Is there a way to effectively attack the idea of fetal personhood?

Abortion and Runaway Trolley Cars

Rather than attack someone’s concept of fetal personhood, why not try to convince them of the existence of female personhood?

I’d say that its up to the carrier of the child - up until the child is born ‘naturally’ - as in when it is full term*. After it is born - it then has protections of being a “child” (and there are known procedures/processes in place to handle that child should the mother no longer wish to keep it).

There are any number of reasons that a person may choose later in the process to abort, none of which is any of your (or mine) business - forcing them to make a ‘snap’ decision earlier in the process is actually more harmful than a ‘late term abortion’ is (conceivably).

*we’re not talking/concerned with premature births here for the sake of this, a premature ‘natural’ birth that results in a viable child is a child.

I used your link to start a new thread.

At this point, it becomes a semantic argument of what we mean by “personhood” and you’re entitled to your preference there.
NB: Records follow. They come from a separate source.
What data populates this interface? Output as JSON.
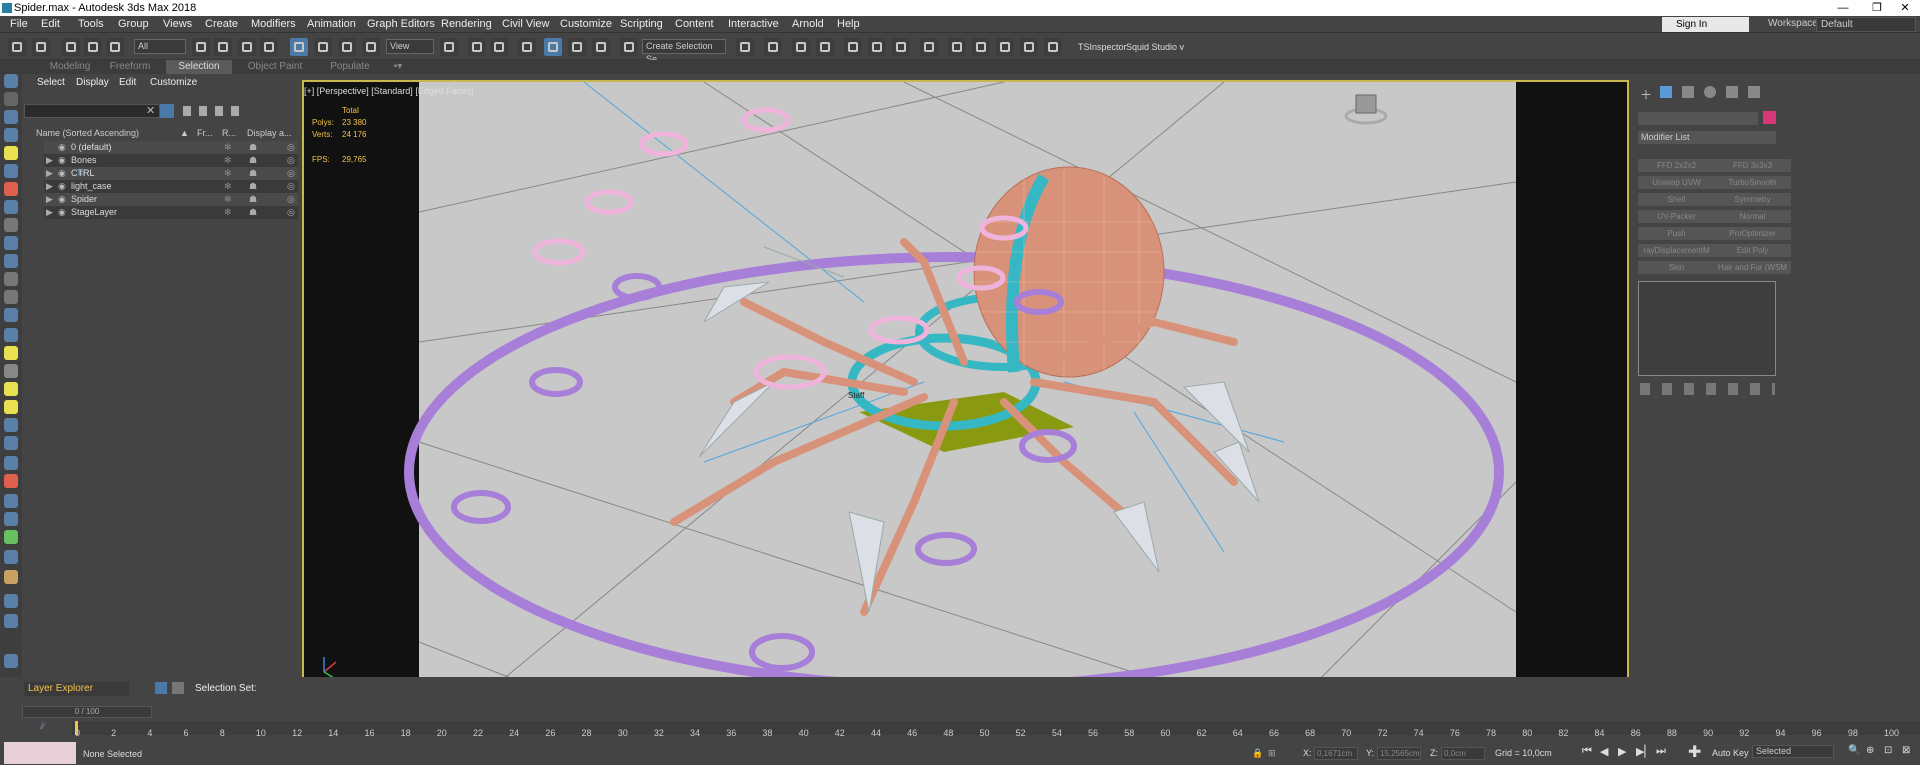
{
  "window": {
    "title": "Spider.max - Autodesk 3ds Max 2018",
    "controls": [
      "—",
      "❐",
      "✕"
    ]
  },
  "menu": [
    "File",
    "Edit",
    "Tools",
    "Group",
    "Views",
    "Create",
    "Modifiers",
    "Animation",
    "Graph Editors",
    "Rendering",
    "Civil View",
    "Customize",
    "Scripting",
    "Content",
    "Interactive",
    "Arnold",
    "Help"
  ],
  "account": {
    "signin": "Sign In",
    "workspaces_label": "Workspaces:",
    "workspace": "Default"
  },
  "toolbar": {
    "filter": "All",
    "ref_coord": "View",
    "selection_set": "Create Selection Se",
    "tsinspector": "TSInspector",
    "squid": "Squid Studio v"
  },
  "ribbon_tabs": [
    "Modeling",
    "Freeform",
    "Selection",
    "Object Paint",
    "Populate"
  ],
  "ribbon_active": "Selection",
  "scene_tabs": [
    "Select",
    "Display",
    "Edit",
    "Customize"
  ],
  "scene_columns": [
    "Name (Sorted Ascending)",
    "Fr...",
    "R...",
    "Display a..."
  ],
  "scene_items": [
    {
      "name": "0 (default)",
      "expand": ""
    },
    {
      "name": "Bones",
      "expand": "▶"
    },
    {
      "name": "CTRL",
      "expand": "▶"
    },
    {
      "name": "light_case",
      "expand": "▶"
    },
    {
      "name": "Spider",
      "expand": "▶"
    },
    {
      "name": "StageLayer",
      "expand": "▶"
    }
  ],
  "viewport": {
    "label": "[+] [Perspective] [Standard]",
    "shading": "[Edged Faces]",
    "total": "Total",
    "polys_label": "Polys:",
    "polys": "23 380",
    "verts_label": "Verts:",
    "verts": "24 176",
    "fps_label": "FPS:",
    "fps": "29,765",
    "center_label": "Staff"
  },
  "command_panel": {
    "modifier_list": "Modifier List",
    "modifiers": [
      "FFD 2x2x2",
      "FFD 3x3x3",
      "Unwrap UVW",
      "TurboSmooth",
      "Shell",
      "Symmetry",
      "UV-Packer",
      "Normal",
      "Push",
      "ProOptimizer",
      "rayDisplacementM",
      "Edit Poly",
      "Skin",
      "Hair and Fur (WSM"
    ]
  },
  "layer_explorer": {
    "label": "Layer Explorer",
    "selection_set": "Selection Set:"
  },
  "timeline": {
    "frame": "0 / 100",
    "ticks": [
      "0",
      "2",
      "4",
      "6",
      "8",
      "10",
      "12",
      "14",
      "16",
      "18",
      "20",
      "22",
      "24",
      "26",
      "28",
      "30",
      "32",
      "34",
      "36",
      "38",
      "40",
      "42",
      "44",
      "46",
      "48",
      "50",
      "52",
      "54",
      "56",
      "58",
      "60",
      "62",
      "64",
      "66",
      "68",
      "70",
      "72",
      "74",
      "76",
      "78",
      "80",
      "82",
      "84",
      "86",
      "88",
      "90",
      "92",
      "94",
      "96",
      "98",
      "100"
    ]
  },
  "status": {
    "selection": "None Selected",
    "x_label": "X:",
    "x": "0,1671cm",
    "y_label": "Y:",
    "y": "15,2565cm",
    "z_label": "Z:",
    "z": "0,0cm",
    "grid": "Grid = 10,0cm",
    "autokey": "Auto Key",
    "key_mode": "Selected"
  },
  "colors": {
    "accent": "#4b79a8",
    "viewport_border": "#c8b84e",
    "ring_purple": "#a77ed8",
    "ring_pink": "#f0b4dc",
    "body": "#d9927a",
    "teal": "#35b8c4"
  }
}
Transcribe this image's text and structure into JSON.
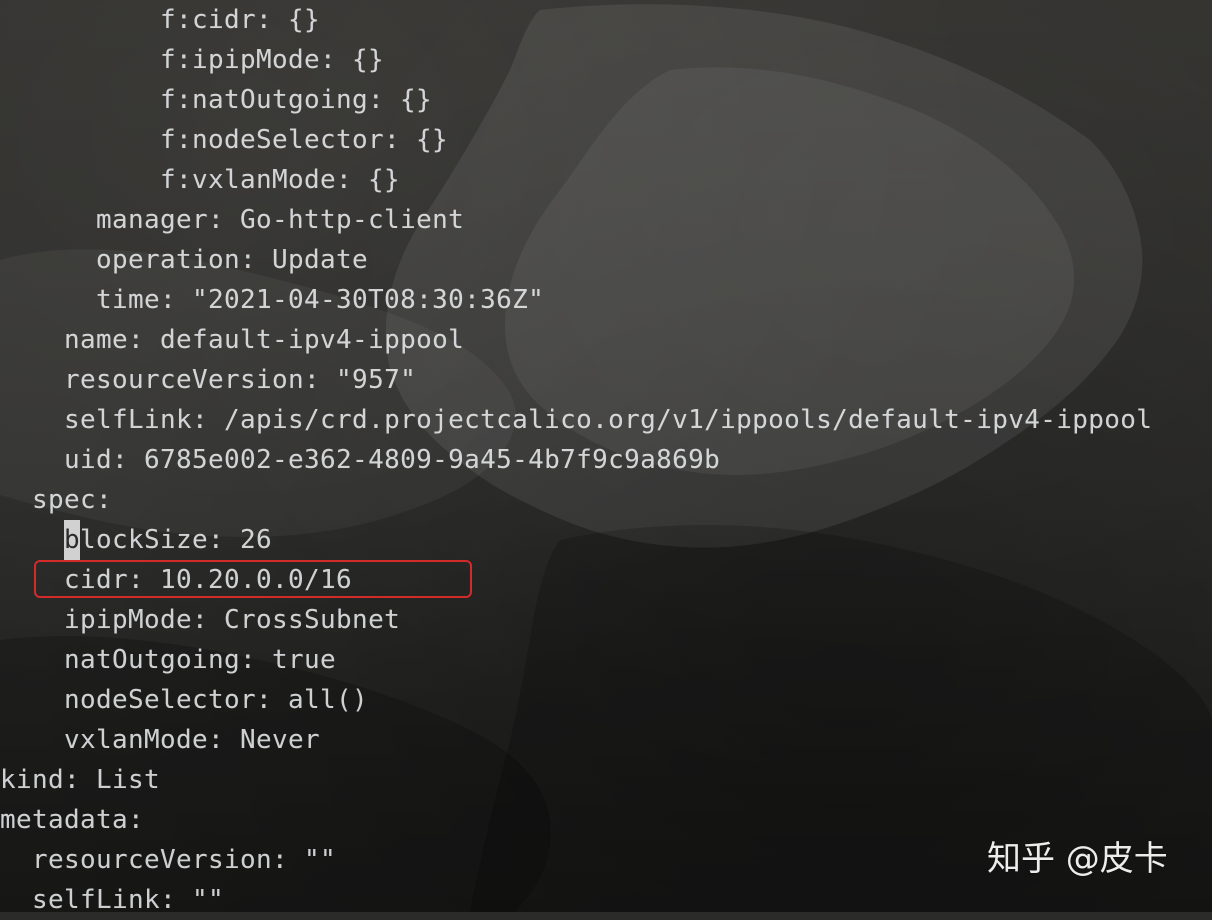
{
  "terminal": {
    "lines": [
      "f:cidr: {}",
      "f:ipipMode: {}",
      "f:natOutgoing: {}",
      "f:nodeSelector: {}",
      "f:vxlanMode: {}",
      "manager: Go-http-client",
      "operation: Update",
      "time: \"2021-04-30T08:30:36Z\"",
      "name: default-ipv4-ippool",
      "resourceVersion: \"957\"",
      "selfLink: /apis/crd.projectcalico.org/v1/ippools/default-ipv4-ippool",
      "uid: 6785e002-e362-4809-9a45-4b7f9c9a869b",
      "spec:",
      "lockSize: 26",
      "cidr: 10.20.0.0/16",
      "ipipMode: CrossSubnet",
      "natOutgoing: true",
      "nodeSelector: all()",
      "vxlanMode: Never",
      "kind: List",
      "metadata:",
      "resourceVersion: \"\"",
      "selfLink: \"\""
    ],
    "cursor_char": "b",
    "highlighted_line": "cidr: 10.20.0.0/16"
  },
  "watermark": {
    "text": "知乎 @皮卡"
  },
  "colors": {
    "background": "#2b2b2a",
    "text": "#e9ebee",
    "highlight_border": "#d32a2a"
  }
}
Regardless, there is a legal ramification to being considered a living human, which includes the right not to be killed without a legally justifiable cause. The issue here is whether a fetus or embryo should have the same legal status (for the most part) as a child does. Whether we call it “personhood” or something else doesn’t really matter.

Valid point.

I disagree. Law has to make a decision one way or another: a fetus either has the legal status of a child, or it does not. (Or it has some third legal status, to be defined.) Remaining mute on the subject is not at all possible.

Is a dog a person? Legally, no. The law can’t stay on the sidelines on that one, either, and it doesn’t.

Currently, according to US law, a fetus is not equivalent to a child. However, some states are passing laws that make it more like a child than it was before (e.g., if someone murders a pregnant woman, they can get the equivalent of two murder charges rather than one.)

That’s great, thanks!

Re: The law not taking a position is by definition neutral. It allows the individual patient and the physician to make the decision. You object to that only because you dogmatically oppose the decision that they might come to.

This isn’t true. Leaving aside life-death questions for a minute, people disagree on whether moderate corporal punishment of children (serious stuff I mean, not the occasional spanking a two year old) is moral or not. In some countries it is, in many it isn’t. As far I know, it is legal in the United States. You could call that a ‘neutral’ position, ‘leave it up to the parents’, but it isn’t really a neutral position. Leaving it up to the parents only makes sense if you’re operating on the presumption that moderate corporal punishment of children is either not bad at all, or at least not bad enough to override parental rights.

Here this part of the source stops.